Galaxy S10 First-Day Registrations in South Korean Are off to a Disappointing Start When Compared to Galaxy S9’s Figures
With its tenth anniversary Galaxy flagship phones, Samsung was apparently hoping to turn the tide around and attract more sales than the Galaxy S9 and Galaxy Note 9. The Galaxy S10 comes with a rear triple camera setup, an in-display fingerprint scanner, and massive internal storage for the average user. It also comes with a massive design change when compared to its predecessor. However, if the latest reports originating from Korea are anything to go by, these feature-packed phones failed to perform as expected in Samsung’s home ground, most likely causing concern for the technology behemoth.
The Galaxy S10 Pre-Orders Might Have Been Low Because Customers Are Waiting for the 5G-Enabled Variant
The three major mobile carriers of South Korea, KT, SK Telecom, and LG Uplus started receiving pre-orders for the new phones from February 25 and shipments started going out on March 4. Per unverified reports, pre-orders for the Samsung Galaxy S10e, Galaxy S10, and Galaxy S10 Plus came in at 140,000 on the first day. Comparatively, 180,000 units of the Galaxy S9 were booked on its first day last year and the Galaxy Note 9 attracted 200,000 subscribers when the pre-orders were opened in August 2018.
The Galaxy S9 had already not sold well and for its successor to perform even worse would be a legitimate cause of concern for the South Korean giant. There could be various reasons behind the alleged poor initial performance of the Galaxy S10 lineup. First off, it carries an inflated price tag. Other than that, Samsung is going to release a 5G variant of the Galaxy S10 later this month and people might have sat out the 4G LTE Galaxy S10 phones in anticipation of that model.
Later on, in May, the company is going to launch the Galaxy Fold, and it could be that customers want to have all the choices on the table before taking a pick.
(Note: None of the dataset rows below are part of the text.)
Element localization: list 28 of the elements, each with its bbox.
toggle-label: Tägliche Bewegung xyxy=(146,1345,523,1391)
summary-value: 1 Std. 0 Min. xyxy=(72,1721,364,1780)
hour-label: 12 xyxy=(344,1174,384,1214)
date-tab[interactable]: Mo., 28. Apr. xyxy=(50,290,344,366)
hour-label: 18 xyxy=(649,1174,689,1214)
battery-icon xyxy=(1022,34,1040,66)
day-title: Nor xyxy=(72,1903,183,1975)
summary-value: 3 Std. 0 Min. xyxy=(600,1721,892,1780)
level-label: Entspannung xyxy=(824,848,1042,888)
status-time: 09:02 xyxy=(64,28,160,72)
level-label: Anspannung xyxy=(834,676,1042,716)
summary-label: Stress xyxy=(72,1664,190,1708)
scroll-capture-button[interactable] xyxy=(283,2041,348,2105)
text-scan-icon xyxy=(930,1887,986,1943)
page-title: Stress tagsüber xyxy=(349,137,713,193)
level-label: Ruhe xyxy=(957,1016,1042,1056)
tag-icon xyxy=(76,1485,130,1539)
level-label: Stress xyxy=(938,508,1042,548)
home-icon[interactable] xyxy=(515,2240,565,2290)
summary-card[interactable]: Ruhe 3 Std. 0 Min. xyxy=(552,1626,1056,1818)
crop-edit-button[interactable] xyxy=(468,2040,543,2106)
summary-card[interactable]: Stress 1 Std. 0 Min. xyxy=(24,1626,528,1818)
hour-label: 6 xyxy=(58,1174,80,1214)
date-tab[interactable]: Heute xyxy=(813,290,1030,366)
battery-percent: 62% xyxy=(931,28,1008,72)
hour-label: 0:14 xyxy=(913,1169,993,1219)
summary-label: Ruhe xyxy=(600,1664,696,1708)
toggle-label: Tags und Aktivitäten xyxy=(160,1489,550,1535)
Lastly, the overall smartphone marker is not doing well in general and customers are holding on to their older devices for longer, which could explain the low pre-orders.
Either way, the stats do not look good for Samsung. On the other hand, some reports claim that the phones are doing comparatively better in China and the U.S. However, with no official figures from Samsung itself, it’s too soon to comment on the market performance of the Galaxy S10. It’s also a prudent practice to not judge the sales performance of the flagship by simply seeing how many pre-order numbers were recorded.